Blending F-POSS into conventional paints is problematic because the fluorine atoms of neighboring F-POSS molecules have a tendency to attract each other resulting in F-POSS molecules not typically being readily dispersible or dissociable in other materials. F-POSS molecules typically have low solubility in non-fluorinated solvents. It would be desirable to have an F-POSS material that was more easily dispersed or dissociated in other materials.
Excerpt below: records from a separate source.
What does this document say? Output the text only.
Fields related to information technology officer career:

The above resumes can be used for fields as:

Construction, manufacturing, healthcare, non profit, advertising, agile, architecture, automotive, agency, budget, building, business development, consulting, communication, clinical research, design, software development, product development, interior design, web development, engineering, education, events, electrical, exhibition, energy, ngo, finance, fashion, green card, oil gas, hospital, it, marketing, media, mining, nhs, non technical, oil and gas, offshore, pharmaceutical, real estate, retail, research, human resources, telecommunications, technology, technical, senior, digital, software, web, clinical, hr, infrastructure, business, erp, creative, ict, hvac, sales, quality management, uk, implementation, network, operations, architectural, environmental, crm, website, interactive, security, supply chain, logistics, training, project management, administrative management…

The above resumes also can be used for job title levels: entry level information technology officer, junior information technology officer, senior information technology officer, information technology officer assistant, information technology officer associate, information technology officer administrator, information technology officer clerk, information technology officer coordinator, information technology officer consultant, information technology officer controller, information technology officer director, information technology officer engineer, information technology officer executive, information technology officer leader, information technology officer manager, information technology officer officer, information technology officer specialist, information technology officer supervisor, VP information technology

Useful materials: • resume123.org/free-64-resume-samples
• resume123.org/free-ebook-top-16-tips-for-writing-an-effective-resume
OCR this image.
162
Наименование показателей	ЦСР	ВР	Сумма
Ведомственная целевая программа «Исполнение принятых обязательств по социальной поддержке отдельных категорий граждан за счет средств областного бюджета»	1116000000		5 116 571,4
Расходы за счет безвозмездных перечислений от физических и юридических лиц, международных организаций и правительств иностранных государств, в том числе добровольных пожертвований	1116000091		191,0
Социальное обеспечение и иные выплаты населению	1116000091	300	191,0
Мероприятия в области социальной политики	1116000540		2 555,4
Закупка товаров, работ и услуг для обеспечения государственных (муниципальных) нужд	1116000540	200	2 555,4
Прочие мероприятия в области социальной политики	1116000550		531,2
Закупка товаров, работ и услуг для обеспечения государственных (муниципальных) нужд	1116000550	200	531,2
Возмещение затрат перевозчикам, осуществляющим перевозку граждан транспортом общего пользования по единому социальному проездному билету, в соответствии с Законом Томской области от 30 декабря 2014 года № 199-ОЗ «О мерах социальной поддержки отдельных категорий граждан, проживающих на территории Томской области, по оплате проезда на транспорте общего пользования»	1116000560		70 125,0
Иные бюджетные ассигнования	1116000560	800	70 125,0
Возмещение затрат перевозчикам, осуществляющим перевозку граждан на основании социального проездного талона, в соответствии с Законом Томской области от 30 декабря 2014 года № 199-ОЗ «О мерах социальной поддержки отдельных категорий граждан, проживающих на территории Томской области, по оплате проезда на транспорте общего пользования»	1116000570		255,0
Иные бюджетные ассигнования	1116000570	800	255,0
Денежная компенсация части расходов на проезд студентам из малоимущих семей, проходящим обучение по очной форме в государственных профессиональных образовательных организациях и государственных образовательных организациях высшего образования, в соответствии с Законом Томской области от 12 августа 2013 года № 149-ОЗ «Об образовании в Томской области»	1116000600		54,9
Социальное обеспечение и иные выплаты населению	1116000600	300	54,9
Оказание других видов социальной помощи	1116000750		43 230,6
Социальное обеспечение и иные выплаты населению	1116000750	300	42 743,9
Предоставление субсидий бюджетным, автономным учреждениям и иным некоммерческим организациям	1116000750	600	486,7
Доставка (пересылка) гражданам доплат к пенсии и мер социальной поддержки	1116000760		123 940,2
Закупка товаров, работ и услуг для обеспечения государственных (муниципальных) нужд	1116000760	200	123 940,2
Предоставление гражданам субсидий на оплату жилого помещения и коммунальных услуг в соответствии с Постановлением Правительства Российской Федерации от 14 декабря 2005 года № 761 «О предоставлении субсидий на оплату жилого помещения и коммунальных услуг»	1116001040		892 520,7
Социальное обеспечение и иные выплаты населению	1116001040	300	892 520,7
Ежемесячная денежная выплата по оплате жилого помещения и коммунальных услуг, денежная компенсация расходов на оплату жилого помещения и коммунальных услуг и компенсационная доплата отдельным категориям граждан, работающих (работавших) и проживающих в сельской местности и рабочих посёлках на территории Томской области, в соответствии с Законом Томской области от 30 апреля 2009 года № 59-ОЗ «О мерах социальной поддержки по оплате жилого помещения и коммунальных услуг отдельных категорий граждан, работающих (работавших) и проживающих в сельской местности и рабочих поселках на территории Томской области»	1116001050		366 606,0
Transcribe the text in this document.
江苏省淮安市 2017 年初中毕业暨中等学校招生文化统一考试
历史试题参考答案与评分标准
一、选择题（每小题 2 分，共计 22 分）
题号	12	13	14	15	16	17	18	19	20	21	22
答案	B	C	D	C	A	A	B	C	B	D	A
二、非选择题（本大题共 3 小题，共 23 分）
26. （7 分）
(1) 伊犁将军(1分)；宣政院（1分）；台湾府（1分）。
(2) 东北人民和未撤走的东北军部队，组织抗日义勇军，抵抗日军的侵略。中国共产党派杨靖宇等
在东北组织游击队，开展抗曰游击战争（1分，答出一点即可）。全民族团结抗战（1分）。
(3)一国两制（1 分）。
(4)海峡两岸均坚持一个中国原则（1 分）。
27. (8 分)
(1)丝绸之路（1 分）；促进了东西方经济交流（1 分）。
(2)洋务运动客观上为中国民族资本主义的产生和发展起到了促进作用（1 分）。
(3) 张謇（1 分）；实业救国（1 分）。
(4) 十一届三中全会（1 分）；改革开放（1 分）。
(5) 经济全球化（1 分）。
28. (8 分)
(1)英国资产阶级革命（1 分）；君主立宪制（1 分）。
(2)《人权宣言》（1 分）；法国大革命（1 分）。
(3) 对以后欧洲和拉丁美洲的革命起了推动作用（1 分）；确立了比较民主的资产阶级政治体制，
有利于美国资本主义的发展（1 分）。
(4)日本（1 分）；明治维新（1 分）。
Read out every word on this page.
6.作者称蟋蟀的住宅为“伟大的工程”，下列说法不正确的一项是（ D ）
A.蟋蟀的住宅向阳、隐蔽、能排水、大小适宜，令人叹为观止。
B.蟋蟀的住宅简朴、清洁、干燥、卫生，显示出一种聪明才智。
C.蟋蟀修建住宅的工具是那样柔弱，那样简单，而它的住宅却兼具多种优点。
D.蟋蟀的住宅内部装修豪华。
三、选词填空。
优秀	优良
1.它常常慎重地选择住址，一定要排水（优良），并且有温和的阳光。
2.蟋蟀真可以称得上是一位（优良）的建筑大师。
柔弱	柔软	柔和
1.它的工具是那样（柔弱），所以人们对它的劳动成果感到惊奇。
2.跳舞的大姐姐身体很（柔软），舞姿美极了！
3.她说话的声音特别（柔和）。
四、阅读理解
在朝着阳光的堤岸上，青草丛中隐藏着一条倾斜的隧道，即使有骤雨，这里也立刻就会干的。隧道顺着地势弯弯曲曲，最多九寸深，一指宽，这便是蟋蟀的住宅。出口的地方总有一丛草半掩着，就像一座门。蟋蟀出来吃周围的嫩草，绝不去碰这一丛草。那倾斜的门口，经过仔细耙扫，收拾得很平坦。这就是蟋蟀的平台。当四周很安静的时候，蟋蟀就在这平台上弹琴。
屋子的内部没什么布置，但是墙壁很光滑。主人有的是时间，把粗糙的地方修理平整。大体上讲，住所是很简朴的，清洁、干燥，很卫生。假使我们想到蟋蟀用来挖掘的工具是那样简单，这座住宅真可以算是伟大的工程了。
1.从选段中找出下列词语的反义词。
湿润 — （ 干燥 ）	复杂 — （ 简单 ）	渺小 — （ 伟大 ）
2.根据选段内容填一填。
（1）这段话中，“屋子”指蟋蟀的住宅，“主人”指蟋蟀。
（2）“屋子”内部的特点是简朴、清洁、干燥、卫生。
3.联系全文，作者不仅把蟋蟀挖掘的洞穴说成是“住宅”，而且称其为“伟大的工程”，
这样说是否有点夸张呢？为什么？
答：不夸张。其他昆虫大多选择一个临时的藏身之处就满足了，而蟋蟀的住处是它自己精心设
The phase separations that can occur when trying to blend fluorinated molecules into a paint or other liquid material may result in imposed heterogeneity, which can be disastrous as some regions may be more hydrophobic or oleophobic than others. The lattice energy of the matrix of the heterogeneous paint material can result in formation of crystallites, which cause phase anomalies and points of instability where failure can occur. In paint compositions, such failures may cause cracking, delamination, peeling, and other failures.
It would be desirable to have a method for compatibilizing the molecule to be added to the material so as to achieve as much dissociation as possible and to form a homogeneous mixture.
High abrasion resistance is often a key attribute of paint materials that are applied to a surface that will be subject to abrasion forces. A smoother surface contributes to increasing abrasion resistance. Abrasion resistance is improved with paint materials where the coated surface has a more homogenous and, therefore, smoother finish. Paint materials that are relatively heterogeneous present a rougher finish and are less abrasion resistant. It would be desirable to have a paint or coating material having high hydrophobicity and/or oleophobicity that also possesses high abrasion resistance.
Fluorinated materials have the drawback of being environmentally unfriendly. Paint, coating or other materials or systems that contain fluorinated materials, while they may have improved hydrophobicity and/or oleophobicity, may not be as environmentally friendly as desirable. It would be desirable to reduce the amount of fluorinated materials in paint, coating or other materials and systems yet retain the desirable hydrophobicity, oleophobicity and/or other properties such materials and systems possess.
It is believed that heretofore F-POSS materials have been formed having only one molecule as the R substituent for all apices. The fluorine atoms of neighboring F-POSS molecules have a tendency to attract each other resulting in F-POSS molecules not typically being readily dispersible or dissociable in other materials. F-POSS molecules typically have low solubility in non-fluorinated solvents. It would be desirable to have an F-POSS material that was more easily dispersed or dissociated in other materials.